Most fittingly, The Archive as Classroom concludes with, well… an archive. Appended to this collection, readers will find a treasure trove of practical pedagogical materials (syllabi, assignments, reading lists, etc.) to adopt, manipulate, and use as inspiration for teaching with primary sources. I’ve found throughout the years that teachers are initially quite enthusiastic about adopting archival research methods in writing classes, but when the rubber meets the road, they aren’t sure how to practically redesign their pedagogy to accommodate this shift; interest in archival research pedagogy often gets translated into an add-on assignment within traditional course designs. In writing Primary Research: People, Places, and Spaces, a primer for grounding composition classes in archival research methods, Michelle Eble and I (2016) made sure to include as many primary research specific pre- and post-reading questions, in-class assignments, writing prompts, and examples of student work as possible to help teachers glean ways to incorporate archives fully into course (re)designs. We went so far as to adopt all archival references in the citation examples of the MLA and APA style guide chapters. While issues of archival research are ubiquitous in rhetoric and composition scholarship, we are just now at a moment when practical materials and adoptable course plans are becoming available. This appendix, along with the referenced website, invites teachers to imagine ways they might shift existing pedagogy to include teaching with primary resources. I suggest that the editors adopt the tagging/annotation features found in the collection as they add supplemental web materials, using the framing of the alternate pathways as both an organizational tool and a kind of finding aid for what I hope will be an organic companion website.

The Archive as Classroom is bold, resistant, and generative in its commitment to blurring boundaries within course designs. Embedded within each essay, contributors imply future directions for curriculum revision in general and adoption of archival research methods specifically.
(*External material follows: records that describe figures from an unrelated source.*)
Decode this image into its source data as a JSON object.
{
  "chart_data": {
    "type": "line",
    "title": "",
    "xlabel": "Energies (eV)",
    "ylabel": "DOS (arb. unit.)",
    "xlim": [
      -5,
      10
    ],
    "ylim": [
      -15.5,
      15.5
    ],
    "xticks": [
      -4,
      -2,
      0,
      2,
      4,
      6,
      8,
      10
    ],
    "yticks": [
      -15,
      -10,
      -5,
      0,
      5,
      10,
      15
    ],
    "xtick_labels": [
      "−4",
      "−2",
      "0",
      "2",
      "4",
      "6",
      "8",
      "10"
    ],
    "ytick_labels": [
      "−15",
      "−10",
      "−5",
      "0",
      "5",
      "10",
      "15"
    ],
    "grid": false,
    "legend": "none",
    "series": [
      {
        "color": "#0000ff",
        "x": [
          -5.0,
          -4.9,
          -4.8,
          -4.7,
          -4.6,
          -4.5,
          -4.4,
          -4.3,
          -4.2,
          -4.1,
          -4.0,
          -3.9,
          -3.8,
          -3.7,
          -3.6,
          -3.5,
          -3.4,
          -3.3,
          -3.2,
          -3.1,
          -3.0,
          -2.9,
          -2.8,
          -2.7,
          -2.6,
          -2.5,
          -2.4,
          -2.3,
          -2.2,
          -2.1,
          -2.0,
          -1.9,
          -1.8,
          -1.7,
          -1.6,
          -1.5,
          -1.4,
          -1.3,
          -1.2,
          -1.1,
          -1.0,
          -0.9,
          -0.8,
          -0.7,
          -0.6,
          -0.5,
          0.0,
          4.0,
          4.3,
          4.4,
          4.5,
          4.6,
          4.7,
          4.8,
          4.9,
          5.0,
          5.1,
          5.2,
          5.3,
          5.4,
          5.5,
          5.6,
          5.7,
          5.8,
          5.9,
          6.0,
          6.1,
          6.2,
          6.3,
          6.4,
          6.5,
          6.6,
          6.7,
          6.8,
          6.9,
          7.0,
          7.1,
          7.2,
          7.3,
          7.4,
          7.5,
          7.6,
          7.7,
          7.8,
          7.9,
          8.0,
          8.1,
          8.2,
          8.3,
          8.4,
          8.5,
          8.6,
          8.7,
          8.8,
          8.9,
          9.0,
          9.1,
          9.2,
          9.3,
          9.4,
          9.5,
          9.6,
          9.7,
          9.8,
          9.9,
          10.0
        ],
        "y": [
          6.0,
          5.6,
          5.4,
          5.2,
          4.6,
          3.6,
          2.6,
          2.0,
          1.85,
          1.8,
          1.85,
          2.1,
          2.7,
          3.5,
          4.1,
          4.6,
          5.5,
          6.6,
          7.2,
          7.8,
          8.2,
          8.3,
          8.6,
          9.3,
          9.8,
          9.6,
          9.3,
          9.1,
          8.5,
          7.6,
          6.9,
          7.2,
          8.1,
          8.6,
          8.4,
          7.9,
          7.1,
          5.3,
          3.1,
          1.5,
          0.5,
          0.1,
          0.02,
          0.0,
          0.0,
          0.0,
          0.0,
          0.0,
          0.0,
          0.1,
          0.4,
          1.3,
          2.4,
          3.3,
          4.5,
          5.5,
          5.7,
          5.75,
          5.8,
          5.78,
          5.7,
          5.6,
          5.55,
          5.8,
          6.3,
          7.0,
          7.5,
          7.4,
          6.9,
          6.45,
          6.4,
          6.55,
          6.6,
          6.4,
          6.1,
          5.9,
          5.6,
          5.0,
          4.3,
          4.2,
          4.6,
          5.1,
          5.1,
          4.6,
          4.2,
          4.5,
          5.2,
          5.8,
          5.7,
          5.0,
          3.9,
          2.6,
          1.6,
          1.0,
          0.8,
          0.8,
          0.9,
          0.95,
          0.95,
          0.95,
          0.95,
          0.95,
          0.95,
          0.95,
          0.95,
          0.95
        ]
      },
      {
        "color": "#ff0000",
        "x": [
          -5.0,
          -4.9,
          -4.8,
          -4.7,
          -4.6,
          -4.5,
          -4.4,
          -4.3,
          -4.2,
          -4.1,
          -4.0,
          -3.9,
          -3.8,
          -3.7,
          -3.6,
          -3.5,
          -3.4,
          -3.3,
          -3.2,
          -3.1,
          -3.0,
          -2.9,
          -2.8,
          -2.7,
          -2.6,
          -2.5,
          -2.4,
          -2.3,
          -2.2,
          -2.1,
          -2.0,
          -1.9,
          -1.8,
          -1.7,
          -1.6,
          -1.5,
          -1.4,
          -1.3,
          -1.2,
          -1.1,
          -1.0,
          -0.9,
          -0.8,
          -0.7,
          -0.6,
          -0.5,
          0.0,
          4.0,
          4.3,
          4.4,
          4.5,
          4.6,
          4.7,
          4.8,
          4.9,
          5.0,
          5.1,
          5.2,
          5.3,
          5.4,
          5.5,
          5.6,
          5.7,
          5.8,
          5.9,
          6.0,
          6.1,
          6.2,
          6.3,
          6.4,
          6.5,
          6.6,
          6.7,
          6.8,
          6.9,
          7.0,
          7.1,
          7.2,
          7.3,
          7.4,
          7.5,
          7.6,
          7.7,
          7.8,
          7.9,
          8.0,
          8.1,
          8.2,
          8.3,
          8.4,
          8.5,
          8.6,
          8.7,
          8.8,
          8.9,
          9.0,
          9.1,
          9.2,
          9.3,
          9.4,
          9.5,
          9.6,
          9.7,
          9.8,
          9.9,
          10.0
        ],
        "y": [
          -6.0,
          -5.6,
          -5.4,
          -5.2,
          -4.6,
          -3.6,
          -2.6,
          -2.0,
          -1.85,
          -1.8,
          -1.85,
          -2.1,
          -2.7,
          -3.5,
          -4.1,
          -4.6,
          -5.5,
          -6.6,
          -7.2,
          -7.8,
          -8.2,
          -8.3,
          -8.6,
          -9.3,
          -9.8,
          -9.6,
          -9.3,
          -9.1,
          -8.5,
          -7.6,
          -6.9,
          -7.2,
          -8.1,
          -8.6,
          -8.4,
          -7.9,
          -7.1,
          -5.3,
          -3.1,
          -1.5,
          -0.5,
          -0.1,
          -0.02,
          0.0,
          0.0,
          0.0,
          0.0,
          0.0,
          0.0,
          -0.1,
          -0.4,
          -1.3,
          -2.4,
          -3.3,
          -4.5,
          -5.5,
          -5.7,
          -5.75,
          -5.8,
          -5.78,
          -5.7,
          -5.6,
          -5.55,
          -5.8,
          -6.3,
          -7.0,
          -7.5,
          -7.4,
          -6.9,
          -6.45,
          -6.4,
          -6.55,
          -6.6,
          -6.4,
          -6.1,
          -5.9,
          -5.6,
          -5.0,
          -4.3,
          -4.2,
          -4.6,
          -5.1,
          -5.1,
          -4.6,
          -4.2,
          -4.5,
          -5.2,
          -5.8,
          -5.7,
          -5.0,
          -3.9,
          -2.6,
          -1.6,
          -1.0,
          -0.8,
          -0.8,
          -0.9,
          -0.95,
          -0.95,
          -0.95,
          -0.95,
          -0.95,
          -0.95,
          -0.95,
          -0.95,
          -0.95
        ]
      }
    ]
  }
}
I applaud the editors first for fostering the impressive and sustainable archive housed in the DALN and now for compiling a rich collection of pedagogical advice and materials for navigating it. Oral histories are necessary to understanding a particular cultural moment and local communities, to preserving the past and ensuring that the present endures, to capturing voices across race, culture, gender, and socioeconomic demographics. The DALN addresses this need in its commitment to literacy, and the contributors to The Archive as Classroom map ways first to encourage students to recognize the value of oral histories (research subjects speaking in their own voices) and then to train students to both access and do this research. How might other researchers take up this call? What other oral history projects might The Archive as Classroom model suggest for gathering diverse primary materials and providing pedagogical guides for teaching ways to research and write about community artifacts? And how can we sustain digitally archived collections or oral history projects in a time of rapid technological change and decreased funding for humanities projects? The editors and contributors to this volume provide inspiration, heuristics, and a model to help us address these questions. When viewed together, the organic nature of the DALN along with this scholarly volume make clear that archives are not static receptacles of known information, but rather spaces for democratic archival collection and meaning making.

References

Gaillet, L. L. (2012). Performing archival research methodologies. College Composition and Communication, 64(1), p. 35-58.

Gaillet, L. L. & Eble, M. (2016). Primary research: People, places, and spaces. New York: Routledge.

Johnson, N. (2010). Autobiography of an archivist. In A. Ramsey, W.B. Sharer, B. L’Eplattenier, & L. Mastrangelo (Eds.), Working in the archives: Practical research methods for rhetoric and composition (pp. 290-300). Carbondale, IL: Southern Illinois Univerity Press.

Myers, N. (2008). Textual mentors: Twenty-five years with The Writing Teacher’s Sourcebook.In Eble, M.F. & Gaillet, L.L. (Eds.), Stories of mentoring: Theory and praxis, (pp. 229-234). West Lafayette, IN: Parlor Press.